Fast.AI Lesson 1 : data exploration
so we got the notebook running and downloaded the zip file.
with urllib.request.urlopen(url) as response, open(file_name, 'wb') as out_file:
shutil.copyfileobj(response, out_file)
The notebook skipped a step in unpacking and exploring the data. I like using less to explore the contents of the zip file, easier to scroll up / down.
less dogscats.zipunzip -l
Since we will be using various datasets during the fastai course, we will create a data directory to store multiple datasets.
#cwd = ~/fastai/courses/dl1
mkdir data
#unzip to this dir
unzip -d data/
#we will use tree to look at the files
#the AWS ami uses yum instead of apt-get
sudo yum install tree
tree data
Thankfully the zip file was packaged with a split for sample, test, train, validation. This helps fast tracking the group training exercise, data scientists often don’t have this luxury.

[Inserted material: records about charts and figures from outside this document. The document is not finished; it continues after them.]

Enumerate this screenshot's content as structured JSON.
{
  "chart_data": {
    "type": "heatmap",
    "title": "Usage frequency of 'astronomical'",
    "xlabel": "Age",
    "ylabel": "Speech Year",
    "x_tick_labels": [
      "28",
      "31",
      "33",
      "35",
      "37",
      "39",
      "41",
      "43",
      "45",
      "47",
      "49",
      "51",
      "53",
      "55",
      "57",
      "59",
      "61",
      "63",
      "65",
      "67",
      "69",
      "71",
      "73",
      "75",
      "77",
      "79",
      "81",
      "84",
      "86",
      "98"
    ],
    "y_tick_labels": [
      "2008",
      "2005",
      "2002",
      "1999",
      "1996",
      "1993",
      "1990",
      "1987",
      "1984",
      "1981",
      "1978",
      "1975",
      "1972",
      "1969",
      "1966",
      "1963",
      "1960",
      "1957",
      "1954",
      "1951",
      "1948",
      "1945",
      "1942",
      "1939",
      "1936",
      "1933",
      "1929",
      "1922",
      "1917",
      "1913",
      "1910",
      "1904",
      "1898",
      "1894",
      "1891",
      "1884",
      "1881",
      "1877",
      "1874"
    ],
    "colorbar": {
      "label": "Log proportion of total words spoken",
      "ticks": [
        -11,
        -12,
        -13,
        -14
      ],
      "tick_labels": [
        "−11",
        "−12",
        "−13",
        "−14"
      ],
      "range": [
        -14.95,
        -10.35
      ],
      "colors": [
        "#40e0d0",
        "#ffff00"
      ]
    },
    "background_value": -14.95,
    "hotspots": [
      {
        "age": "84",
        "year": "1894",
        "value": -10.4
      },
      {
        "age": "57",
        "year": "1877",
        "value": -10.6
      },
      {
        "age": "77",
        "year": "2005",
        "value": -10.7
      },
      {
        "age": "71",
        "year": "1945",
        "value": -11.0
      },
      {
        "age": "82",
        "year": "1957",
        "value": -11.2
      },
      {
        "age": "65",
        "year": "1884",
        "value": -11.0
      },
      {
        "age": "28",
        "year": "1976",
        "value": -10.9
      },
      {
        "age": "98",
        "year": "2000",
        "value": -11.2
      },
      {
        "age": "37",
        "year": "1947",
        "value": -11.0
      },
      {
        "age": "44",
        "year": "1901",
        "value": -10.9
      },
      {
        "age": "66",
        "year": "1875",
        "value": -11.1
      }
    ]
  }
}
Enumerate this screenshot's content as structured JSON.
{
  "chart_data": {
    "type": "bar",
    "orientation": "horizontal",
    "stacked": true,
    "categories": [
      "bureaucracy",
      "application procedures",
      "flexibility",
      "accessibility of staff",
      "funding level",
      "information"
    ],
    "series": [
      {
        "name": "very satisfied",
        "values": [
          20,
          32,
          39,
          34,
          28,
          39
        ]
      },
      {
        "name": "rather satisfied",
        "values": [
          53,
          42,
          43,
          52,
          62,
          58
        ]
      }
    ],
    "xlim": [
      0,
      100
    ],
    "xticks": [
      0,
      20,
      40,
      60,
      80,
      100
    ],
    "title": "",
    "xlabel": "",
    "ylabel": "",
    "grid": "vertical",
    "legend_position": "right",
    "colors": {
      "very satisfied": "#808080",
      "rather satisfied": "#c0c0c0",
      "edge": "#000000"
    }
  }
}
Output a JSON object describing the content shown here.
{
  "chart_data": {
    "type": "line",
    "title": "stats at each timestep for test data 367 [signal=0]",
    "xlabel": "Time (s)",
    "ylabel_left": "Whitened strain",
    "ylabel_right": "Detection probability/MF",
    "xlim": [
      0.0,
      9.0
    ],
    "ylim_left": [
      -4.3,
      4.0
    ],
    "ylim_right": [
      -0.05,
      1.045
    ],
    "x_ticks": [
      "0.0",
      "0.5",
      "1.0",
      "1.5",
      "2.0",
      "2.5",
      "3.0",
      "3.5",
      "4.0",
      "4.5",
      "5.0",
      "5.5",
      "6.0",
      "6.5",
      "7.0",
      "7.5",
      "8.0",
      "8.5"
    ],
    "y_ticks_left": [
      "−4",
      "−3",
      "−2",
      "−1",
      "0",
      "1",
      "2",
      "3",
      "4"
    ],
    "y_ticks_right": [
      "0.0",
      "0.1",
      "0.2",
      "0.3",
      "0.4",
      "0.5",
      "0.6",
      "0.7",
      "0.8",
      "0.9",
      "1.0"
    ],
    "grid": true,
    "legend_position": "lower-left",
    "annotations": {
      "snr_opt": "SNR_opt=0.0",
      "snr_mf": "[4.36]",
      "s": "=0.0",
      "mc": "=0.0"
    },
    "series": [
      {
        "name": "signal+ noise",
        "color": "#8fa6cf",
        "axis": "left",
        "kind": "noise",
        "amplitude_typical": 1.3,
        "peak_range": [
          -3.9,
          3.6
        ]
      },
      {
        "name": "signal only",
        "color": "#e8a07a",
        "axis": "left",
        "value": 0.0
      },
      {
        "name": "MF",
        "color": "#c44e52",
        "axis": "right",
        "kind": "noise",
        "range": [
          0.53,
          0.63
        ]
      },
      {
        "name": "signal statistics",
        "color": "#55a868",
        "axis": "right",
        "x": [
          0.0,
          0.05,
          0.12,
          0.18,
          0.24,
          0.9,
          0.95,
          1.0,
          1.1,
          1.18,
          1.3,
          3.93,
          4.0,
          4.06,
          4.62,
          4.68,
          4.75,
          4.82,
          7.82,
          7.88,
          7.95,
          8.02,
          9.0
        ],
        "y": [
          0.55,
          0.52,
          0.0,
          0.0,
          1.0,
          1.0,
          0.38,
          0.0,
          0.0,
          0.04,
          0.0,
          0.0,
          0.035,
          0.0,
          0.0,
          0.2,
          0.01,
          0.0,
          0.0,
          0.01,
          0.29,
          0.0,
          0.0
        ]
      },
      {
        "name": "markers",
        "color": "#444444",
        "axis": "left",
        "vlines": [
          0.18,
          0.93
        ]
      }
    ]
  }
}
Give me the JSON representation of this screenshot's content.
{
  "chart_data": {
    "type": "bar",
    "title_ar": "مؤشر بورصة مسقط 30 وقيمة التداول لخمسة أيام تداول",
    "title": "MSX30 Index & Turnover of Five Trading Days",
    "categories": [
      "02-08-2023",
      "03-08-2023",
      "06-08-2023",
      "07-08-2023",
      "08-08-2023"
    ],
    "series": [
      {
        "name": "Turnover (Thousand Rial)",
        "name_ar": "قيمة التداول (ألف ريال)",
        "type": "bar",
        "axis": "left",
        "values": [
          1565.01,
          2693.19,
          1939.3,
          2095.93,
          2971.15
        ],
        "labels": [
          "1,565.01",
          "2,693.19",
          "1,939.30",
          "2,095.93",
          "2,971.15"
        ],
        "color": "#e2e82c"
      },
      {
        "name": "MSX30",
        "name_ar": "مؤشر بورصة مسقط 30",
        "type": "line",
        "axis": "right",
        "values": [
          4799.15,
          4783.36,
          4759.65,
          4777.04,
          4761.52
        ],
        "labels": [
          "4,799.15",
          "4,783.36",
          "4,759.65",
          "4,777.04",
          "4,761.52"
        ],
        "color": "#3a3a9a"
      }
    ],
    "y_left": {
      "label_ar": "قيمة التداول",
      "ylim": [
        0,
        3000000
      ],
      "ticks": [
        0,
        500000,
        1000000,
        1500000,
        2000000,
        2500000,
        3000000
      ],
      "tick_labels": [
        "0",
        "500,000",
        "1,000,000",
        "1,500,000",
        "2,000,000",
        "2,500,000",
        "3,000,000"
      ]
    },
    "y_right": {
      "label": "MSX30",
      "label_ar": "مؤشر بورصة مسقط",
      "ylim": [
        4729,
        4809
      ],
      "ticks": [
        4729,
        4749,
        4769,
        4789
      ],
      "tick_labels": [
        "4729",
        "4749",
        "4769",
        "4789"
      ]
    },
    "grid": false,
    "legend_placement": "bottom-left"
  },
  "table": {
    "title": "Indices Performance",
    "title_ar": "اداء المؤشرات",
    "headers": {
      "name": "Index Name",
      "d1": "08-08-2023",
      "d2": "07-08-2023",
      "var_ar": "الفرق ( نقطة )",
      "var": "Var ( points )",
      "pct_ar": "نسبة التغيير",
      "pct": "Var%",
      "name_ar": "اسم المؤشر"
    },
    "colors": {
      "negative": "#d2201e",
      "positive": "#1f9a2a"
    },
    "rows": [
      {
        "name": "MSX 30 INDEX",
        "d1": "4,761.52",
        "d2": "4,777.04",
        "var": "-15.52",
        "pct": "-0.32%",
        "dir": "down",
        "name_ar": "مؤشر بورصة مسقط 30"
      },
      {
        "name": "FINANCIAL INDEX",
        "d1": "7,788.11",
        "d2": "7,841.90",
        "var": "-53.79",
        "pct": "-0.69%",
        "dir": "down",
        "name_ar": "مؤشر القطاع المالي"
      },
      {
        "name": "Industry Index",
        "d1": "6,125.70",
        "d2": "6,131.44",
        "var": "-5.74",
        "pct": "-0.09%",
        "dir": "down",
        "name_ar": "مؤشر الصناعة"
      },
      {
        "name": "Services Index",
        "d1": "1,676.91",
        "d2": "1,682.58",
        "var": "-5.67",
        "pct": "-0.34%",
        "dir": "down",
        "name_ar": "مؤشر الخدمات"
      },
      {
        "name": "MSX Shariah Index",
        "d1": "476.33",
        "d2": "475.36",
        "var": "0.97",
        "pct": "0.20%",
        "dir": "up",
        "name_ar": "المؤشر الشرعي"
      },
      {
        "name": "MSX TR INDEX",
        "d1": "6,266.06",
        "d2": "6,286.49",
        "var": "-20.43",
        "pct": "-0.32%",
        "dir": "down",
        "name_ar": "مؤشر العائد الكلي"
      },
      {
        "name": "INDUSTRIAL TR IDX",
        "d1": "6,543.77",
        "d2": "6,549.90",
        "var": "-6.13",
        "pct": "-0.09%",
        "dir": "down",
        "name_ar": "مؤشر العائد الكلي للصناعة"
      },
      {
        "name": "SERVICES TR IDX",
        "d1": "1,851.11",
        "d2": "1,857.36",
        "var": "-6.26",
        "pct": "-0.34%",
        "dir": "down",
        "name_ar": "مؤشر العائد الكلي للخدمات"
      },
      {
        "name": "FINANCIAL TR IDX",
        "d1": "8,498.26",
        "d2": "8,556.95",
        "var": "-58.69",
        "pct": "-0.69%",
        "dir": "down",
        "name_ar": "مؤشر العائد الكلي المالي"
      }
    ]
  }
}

#quick file count to see breakup of data (or explore on your own)
find data -type f | wc -l
find data/dogscats/ -type f | wc -l
find data/dogscats/sample/ -type f | wc -l
find data/dogscats/test1/ -type f | wc -l
find data/dogscats/valid/ -type f | wc -l
and now the notebook can see the files, same as in the video.
we can run the analysis. Code to record the duration added.
(run on an AWS p2.xlarge)
start_time = timeit.default_timer()
print ("elapsed time :", timeit.default_timer() - start_time)
Rest of the notebook runs with minimal problems.